Rz. 2

Der Umfang der Beweiskraft des Erbscheins ist umstritten. Zwar stellt das Nachlassgericht durch die Ausstellung des Erbscheins gerade ausdrücklich amtlich fest, dass der in dem Erbschein aufgeführte Erbe Rechtsnachfolger des Erblassers geworden ist, mit oder ohne Beschränkungen, jedoch ist im Erbprozess der Erbschein kein ausreichendes Beweismittel zum Nachweis des geltend gemachten Erbrechts.[4] Macht ein Erbpätendent in einem Zivilverfahren seinen erbrechtlichen Anspruch geltend, ist das Prozessgericht nicht an die Entscheidung des Nachlassgerichts gebunden.[5] Deshalb kann derjenige, der gegen einen anderen Erbprätendenten, dem bereits ein Erbschein erteilt wurde, sämtliche Beweismittel, die auch schon dem Nachlassgericht vorgelegt wurden, erneut in den Zivilprozess als zulässige Beweismittel einführen. Es gelten die allg.
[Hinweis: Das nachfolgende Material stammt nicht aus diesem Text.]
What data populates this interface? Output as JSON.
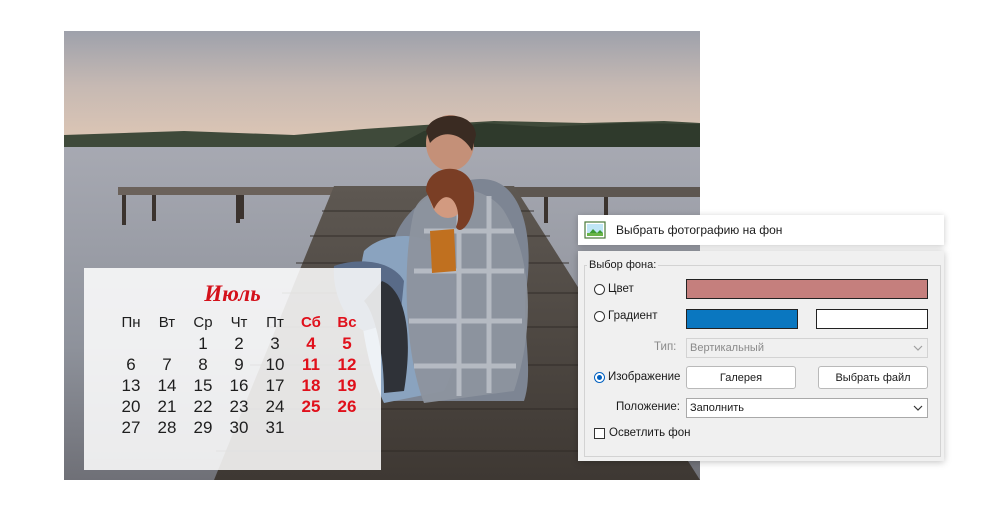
{
  "calendar": {
    "month": "Июль",
    "weekdays": [
      "Пн",
      "Вт",
      "Ср",
      "Чт",
      "Пт",
      "Сб",
      "Вс"
    ],
    "weeks": [
      [
        "",
        "",
        "1",
        "2",
        "3",
        "4",
        "5"
      ],
      [
        "6",
        "7",
        "8",
        "9",
        "10",
        "11",
        "12"
      ],
      [
        "13",
        "14",
        "15",
        "16",
        "17",
        "18",
        "19"
      ],
      [
        "20",
        "21",
        "22",
        "23",
        "24",
        "25",
        "26"
      ],
      [
        "27",
        "28",
        "29",
        "30",
        "31",
        "",
        ""
      ]
    ]
  },
  "dialog": {
    "title": "Выбрать фотографию на фон",
    "group_title": "Выбор фона:",
    "option_color": "Цвет",
    "option_gradient": "Градиент",
    "option_image": "Изображение",
    "selected_option": "image",
    "type_label": "Тип:",
    "type_value": "Вертикальный",
    "gallery_button": "Галерея",
    "choose_file_button": "Выбрать файл",
    "position_label": "Положение:",
    "position_value": "Заполнить",
    "lighten_label": "Осветлить фон",
    "lighten_checked": false,
    "colors": {
      "color_swatch": "#c57f7d",
      "gradient_start": "#0a77c0",
      "gradient_end": "#ffffff"
    }
  },
  "icons": {
    "app_icon": "image-picture-icon",
    "chevron": "chevron-down-icon"
  }
}
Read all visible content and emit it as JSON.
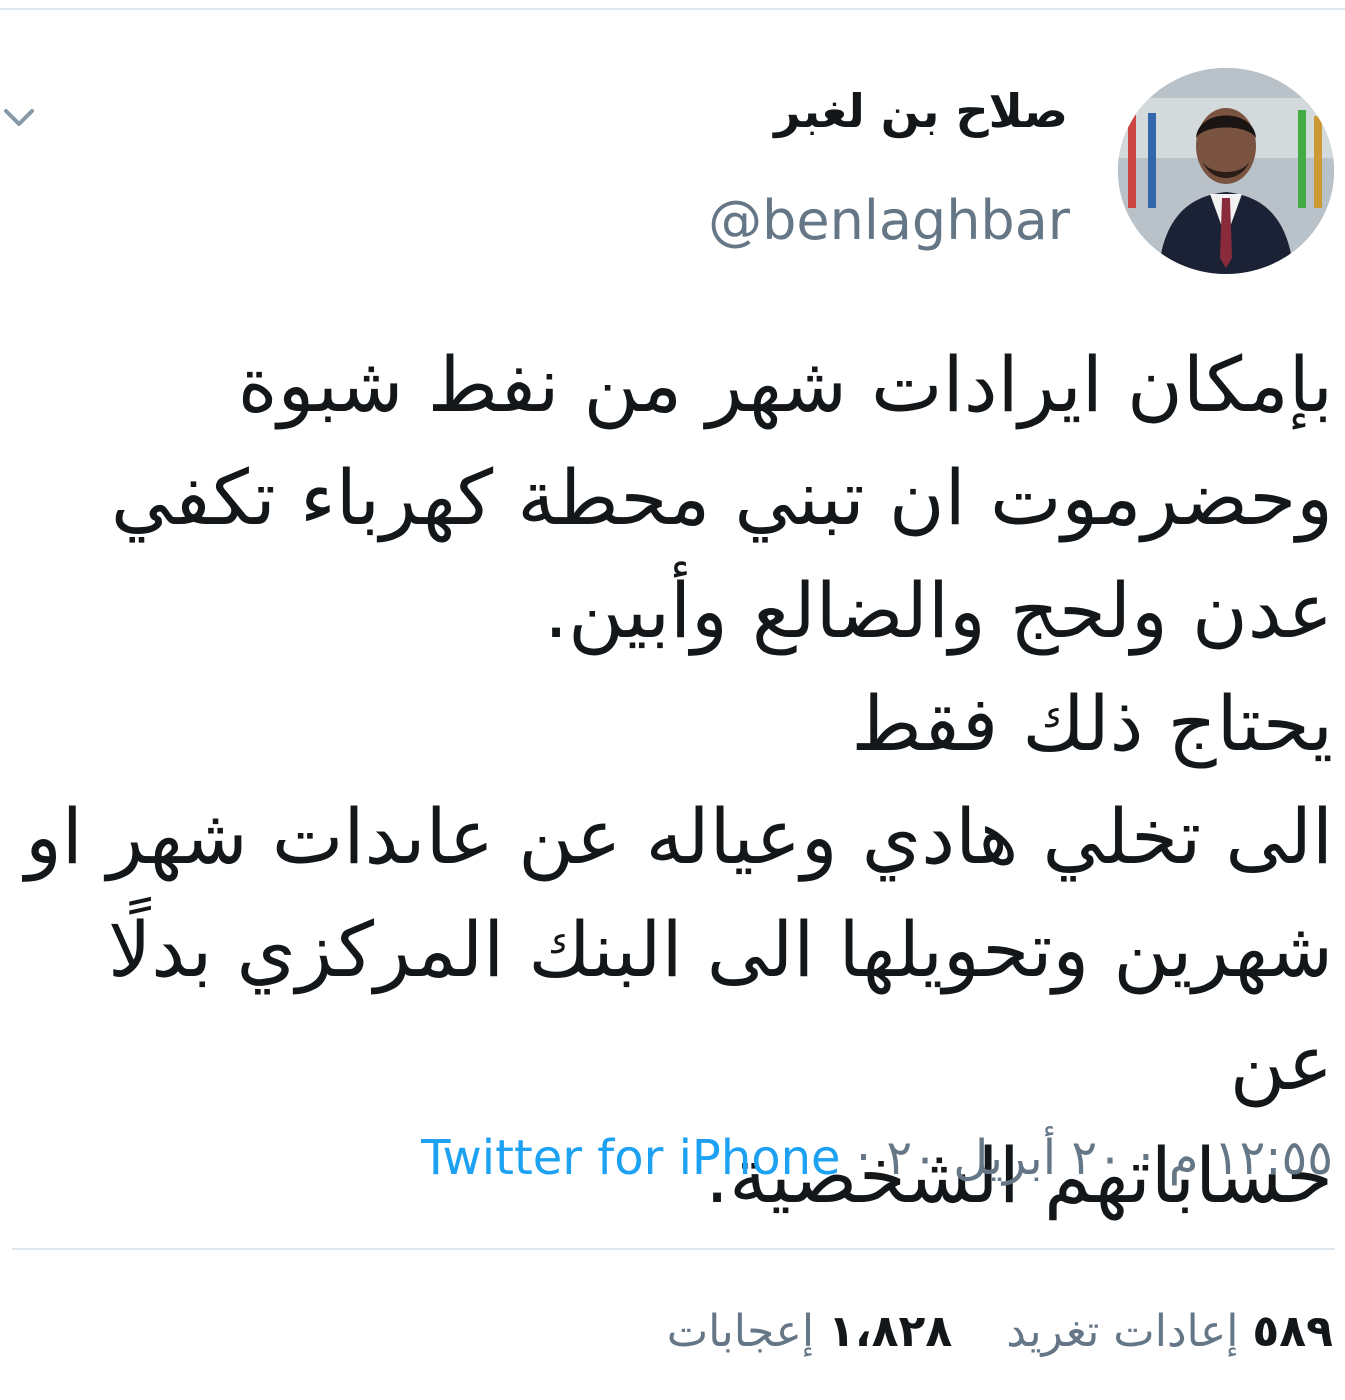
{
  "tweet": {
    "display_name": "صلاح بن لغبر",
    "handle": "@benlaghbar",
    "body": "بإمكان ايرادات شهر من نفط شبوة\nوحضرموت ان تبني محطة كهرباء تكفي\nعدن ولحج والضالع وأبين.\nيحتاج ذلك فقط\nالى تخلي هادي وعياله عن عاىدات شهر او\nشهرين وتحويلها الى البنك المركزي بدلًا عن\nحساباتهم الشخصية.",
    "time": "١٢:٥٥ م",
    "date": "٢٠ أبريل ٢٠",
    "separator": "·",
    "source": "Twitter for iPhone",
    "retweets_count": "٥٨٩",
    "retweets_label": "إعادات تغريد",
    "likes_count": "١،٨٢٨",
    "likes_label": "إعجابات"
  },
  "icons": {
    "menu": "chevron-down-icon",
    "avatar": "profile-photo"
  },
  "colors": {
    "link": "#1da1f2",
    "secondary_text": "#657786",
    "divider": "#e1e8ed"
  }
}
Beweisregeln des Zivilprozessrechts.[6] Der Beweis der gegenteiligen Rechtslage und somit der Rechtsvermutung nach § 2365 BGB kann durch den Beweis des Gegenteils nach § 292 ZPO erfolgen. Der Ansicht ist Recht zu geben, wonach unabhängig von der Parteirolle § 2365 BGB im Zivilprozess über das Erbrecht keine Anwendung findet und insofern grds. auch keine Beweislastverteilung durch § 2365 BGB gegeben ist.[7] Liegen mehrere sich widersprechende Erbscheine für denselben Erbfall vor, was häufiger in der Praxis der Fall ist, wenn sich mehrere Gerichte für den Erbfall für zuständig erachten, so ist zu fragen, wie weit die Rechtsvermutung des § 2365 BGB für den einzelnen Erbschein reicht. Weisen bspw. zwei Erbscheine dasselbe Erbrecht aus, so darf für beide die Rechtsvermutung des § 2365 BGB vollständig angenommen werden. Sind jedoch verschiedene Erbscheine für denselben Erbfall inhaltlich widersprüchlich, so ist die Rechtsvermutung nach der h.M., der zuzustimmen ist,[8] zumindest hinsichtlich der Reichweite der Widersprüche nicht gegeben. Die Rechtsvermutung des § 2365 BGB gilt auch insoweit für das Grundbuchamt und das Handelsregister.[9] Zu den sonstigen Nachweisen des Erbrechts vgl. Vorbem. zu §§ 2353 ff. Rdn 7.

[4] MüKo/Grziwotz, § 2365 Rn 22 ff; Scheer, Erbschein, S. 47.
[6] Brox/Walker, Erbrecht, Rn 588; Palandt/Weidlich, § 2365 Rn 4.
[7] Palandt/Weidlich, § 2365 Rn 4; Soergel/Zimmermann, § 2365 Rn 2; differenzierend MüKo/Grziwotz, § 2365 Rn 22.
[8] MüKo/Mayer, § 2365 Rn 22 ff.; Soergel/Zimmermann, § 2365 Rn 2; Brox/Walker, Erbrecht, Rn 589; einschränkend Lemke, Diss. 1981, S. 57.
[9] MüKo/Grziwotz, § 2365 Rn 24, 28.